What Data Do I Need?
- Resources Project Guides
The type of data you will need to carry out a particular project will depend on a number of factors:
- The specifics of the course you are taking. A class in general linguistics, corpus, linguistics, or sociolinguistics will all have different areas of emphasis and requirements. Your instructor will give you guidance here.
- The questions you are posing in your research. Examinations of language attitudes with likely point you toward survey instruments and interviews. Investing how features are realized in student writing will likely require you to gather samples of samples of student writing (surprise!).
- The time you have and the scope of your project. For many projects, you will only have a university term at your disposal. And only a fraction of that can be devoted to the collection of data. So think about what will be doable in the time you have. Maybe this means that you take advantage of data that others have already collected. Or you limit you data collection by undertaking a case study (of an individual or communicative event) or a study of small number of samples — recognizing, of course, that this will limit the conclusions you can draw (which is not a problem, as long as you articulate those limits in your write up).
- The methods you intend to use. Are they quantitative? Qualitative? Both?
- Whether you want to collect your own data or make use of some of the already available data. (I have a list here.)

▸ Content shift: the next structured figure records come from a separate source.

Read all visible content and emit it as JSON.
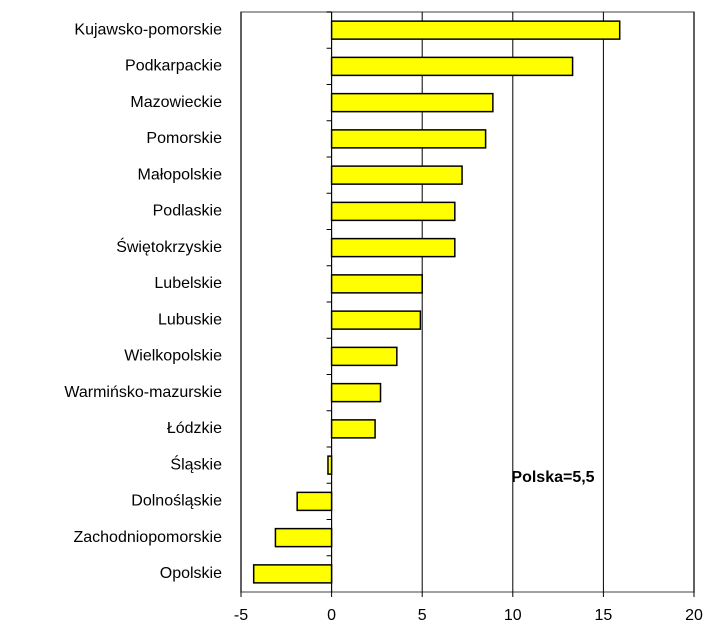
{
  "chart_data": {
    "type": "barh",
    "categories": [
      "Kujawsko-pomorskie",
      "Podkarpackie",
      "Mazowieckie",
      "Pomorskie",
      "Małopolskie",
      "Podlaskie",
      "Świętokrzyskie",
      "Lubelskie",
      "Lubuskie",
      "Wielkopolskie",
      "Warmińsko-mazurskie",
      "Łódzkie",
      "Śląskie",
      "Dolnośląskie",
      "Zachodniopomorskie",
      "Opolskie"
    ],
    "values": [
      15.9,
      13.3,
      8.9,
      8.5,
      7.2,
      6.8,
      6.8,
      5.0,
      4.9,
      3.6,
      2.7,
      2.4,
      -0.2,
      -1.9,
      -3.1,
      -4.3
    ],
    "color": "#ffff00",
    "xlim": [
      -5,
      20
    ],
    "xticks": [
      -5,
      0,
      5,
      10,
      15,
      20
    ],
    "grid": true,
    "annotation": "Polska=5,5"
  }
}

I’ve mentioned it in other project guides, but it’s worth emphasizing: As you hammer out the details of your research design look for models that make sense to you (and that you can cite when you write up your methods). Are you building a specialized corpus and using AntConc as an analytic tool? There has been a ton (!) of great research you can build from. Paul Baker published a study with Tony McEnery using a corpus compiled from The Sun (here). Laura Aull and Zak Lancaster analyze stance markers in a corpus of student writing (here). Alon Lischinsky has a study of annual reports (here). And Ruth Page investigates Twitter hashtags (here). All use AntConc.
There is work analyzing television shows (here), movies (here), music (here), menus (here), even t-shirts (here). Of course there is a lot of work on literature (like this). One of the exciting things about working with language is that we are surrounded by it. And it is always being produced and is changing, so there is new stuff to explore. But this is also what can make this work a little scary for those who haven’t done it before. There is just so much!
In my courses, the most successful projects have generally been strategic with their choices of data:
- A case study of a sibling’s linguistic self-identity as a “hillbilly”
- A study of comparison of involved vs. information production on Twitter by users with a few followers, a moderate number of followers, and many followers
- A study of social-class-related identity performance in a student-centered online discussion forum
- An autobiographical comparison of one’s academic writing in high school vs. college focusing on hedges and boosters
- A study in the changing use of the word sex in Cosmopolitan magazine
- A study of historical military slang terms in national service “yearbooks”
- A study of subtitling patterns in the television show Here Comes Honey Boo Boo and their ideological implications
- A case study of student-tutor interactions at a university writing center
How the data would be gathered for these kinds of projects is fairly self-evident, with the exception of the Twitter study. That particular student had some programming experience, so he was not intimidated by the prospect of scraping some Twitter data. That said, I have had students with no programming experience compile small, specialized Twitter corpora using freely available tools.
The proposed projects that have needed some re-thinking have sometimes been overly ambitious or more topic- than question-driven:
- I have had a number of students propose to analyze Wikipedia’s accuracy. Sure, this has been attempted, but how could this be accomplished in a term and to what end?
- Students are also often interested in investigating cause/effect relationships, like the effect of popular culture on particular speech communities. This is an interesting question, but the constraints of time make sussing out such relationships extraordinarily difficult.
- Sometimes students have the inclination to use linguistic analysis to confirm popular, zeitgeist-y impressions (like millennials are narcissists). Trends in social psychology can be compelling. Again, however, they are complicated and tough to do well without some substantive reading and training. Typically, questions of narcissism, for example, get operationalized as pronoun counting. We see this a lot (examples here, here, and here and a critique here). Changes in first person pronoun frequencies don’t necessarily mean a rise in self-involvement, but may result from a variety of pragmatic or genric exigencies (see, for example, here). My advice: It’s fine (maybe super interesting) to investigate things like pronouns, but focus on their use at the level of meaning-making in the data that you have.